Why I have made the decision to leave the Labour Party on International Women's Day 2022
Up until today, I was a Labour Party Councillor and an elected member of the party’s new National Women’s Committee. I decided to choose today to resign from the party.
I have been prevented from speaking about Women’s Rights, from raising concerns about serial abuse of the still quite new women's democratic processes within the party, from reporting at the national level the patterns of bullying that women members have asked for my help with and as if that wasn’t all bad enough, I have actually been subjected to bullying by the party itself as a result of trying to speak out and to fulfil my role.
The solutions to the conflicts that exist within some areas of Women’s and Trans Rights won’t be resolved by the closing down of one side of that discussion. However, right across the Labour Party, women are being forced into silence and forced to give way - only one viewpoint is allowed and it isn’t the viewpoint of women who are fighting to retain our rights. Any woman who tries to push back against that or to argue for a space for respectful debate is attacked with impunity.
We live within a political system where only one of two main parties can ever realistically win a General Election. That makes the successful political erasure of women who have legitimate concerns within one of those two political parties even more sobering. If it can be done to women - and the experiences of women all over the world now show that it can - it can be done to any group at any time. It is dangerous.
That is why I am choosing to leave the party today, on International Women's Day and to speak out publicly. I have gone as far as the repressive regime within the party will allow me to. I might have got further if others who share my concerns, who are fully aware of the bullying women routinely face within the party, had felt able to speak up a bit louder alongside me within national level meetings, but they are successfully intimidated into silence or near-silence within that context.

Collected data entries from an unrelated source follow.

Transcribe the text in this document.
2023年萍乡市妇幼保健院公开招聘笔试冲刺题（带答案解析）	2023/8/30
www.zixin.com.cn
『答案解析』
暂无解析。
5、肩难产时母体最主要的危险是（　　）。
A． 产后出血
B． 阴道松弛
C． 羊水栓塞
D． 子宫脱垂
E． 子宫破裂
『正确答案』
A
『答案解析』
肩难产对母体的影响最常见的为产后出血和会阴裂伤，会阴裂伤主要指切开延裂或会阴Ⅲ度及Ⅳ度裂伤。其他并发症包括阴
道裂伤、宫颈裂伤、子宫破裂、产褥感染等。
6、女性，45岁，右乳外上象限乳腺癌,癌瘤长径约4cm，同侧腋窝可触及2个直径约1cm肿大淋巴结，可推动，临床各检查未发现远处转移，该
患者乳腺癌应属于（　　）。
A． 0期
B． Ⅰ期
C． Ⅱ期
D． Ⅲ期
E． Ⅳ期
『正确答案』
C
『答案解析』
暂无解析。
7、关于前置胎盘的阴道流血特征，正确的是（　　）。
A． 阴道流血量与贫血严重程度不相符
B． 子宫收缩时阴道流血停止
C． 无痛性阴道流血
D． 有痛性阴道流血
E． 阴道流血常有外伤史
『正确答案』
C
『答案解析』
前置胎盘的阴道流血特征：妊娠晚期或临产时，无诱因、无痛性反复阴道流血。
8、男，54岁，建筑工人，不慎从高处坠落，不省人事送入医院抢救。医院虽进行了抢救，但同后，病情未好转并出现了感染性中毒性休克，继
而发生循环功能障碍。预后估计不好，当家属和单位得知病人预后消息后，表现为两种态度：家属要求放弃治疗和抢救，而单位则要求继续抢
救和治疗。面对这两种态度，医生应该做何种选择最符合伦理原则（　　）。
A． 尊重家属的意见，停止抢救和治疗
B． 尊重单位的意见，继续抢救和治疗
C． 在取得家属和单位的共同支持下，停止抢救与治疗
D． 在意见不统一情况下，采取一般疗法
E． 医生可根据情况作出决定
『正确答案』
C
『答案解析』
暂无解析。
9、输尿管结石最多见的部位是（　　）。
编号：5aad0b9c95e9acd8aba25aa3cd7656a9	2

I have also experienced sabotage and mistreatment at the local level as a Councillor within my role as Leader’s Champion for Poverty and Inequality. I am a socialist who actively pushes against the grain, so that is par for the course and expected but what is happening to women within the Labour Party is a national scandal. There is an urgent need for a grown up conversation about how to facilitate respectful, evidence-based, balanced debate and that should be coming from the party leadership team, who also should in my view give their new Women’s Committee some actual oversight and decision-making power and start funding it properly.
I have written to David Evans and Anneliese Dodds MP about the bullying women are experiencing, about the inadequacy of the complaints system in protecting women and about the weaponisation of the disciplinary system, in some cases by men, against women who speak out. Anything considered too much trouble simply doesn't get answered and women who refuse to be silenced are considered far too much trouble.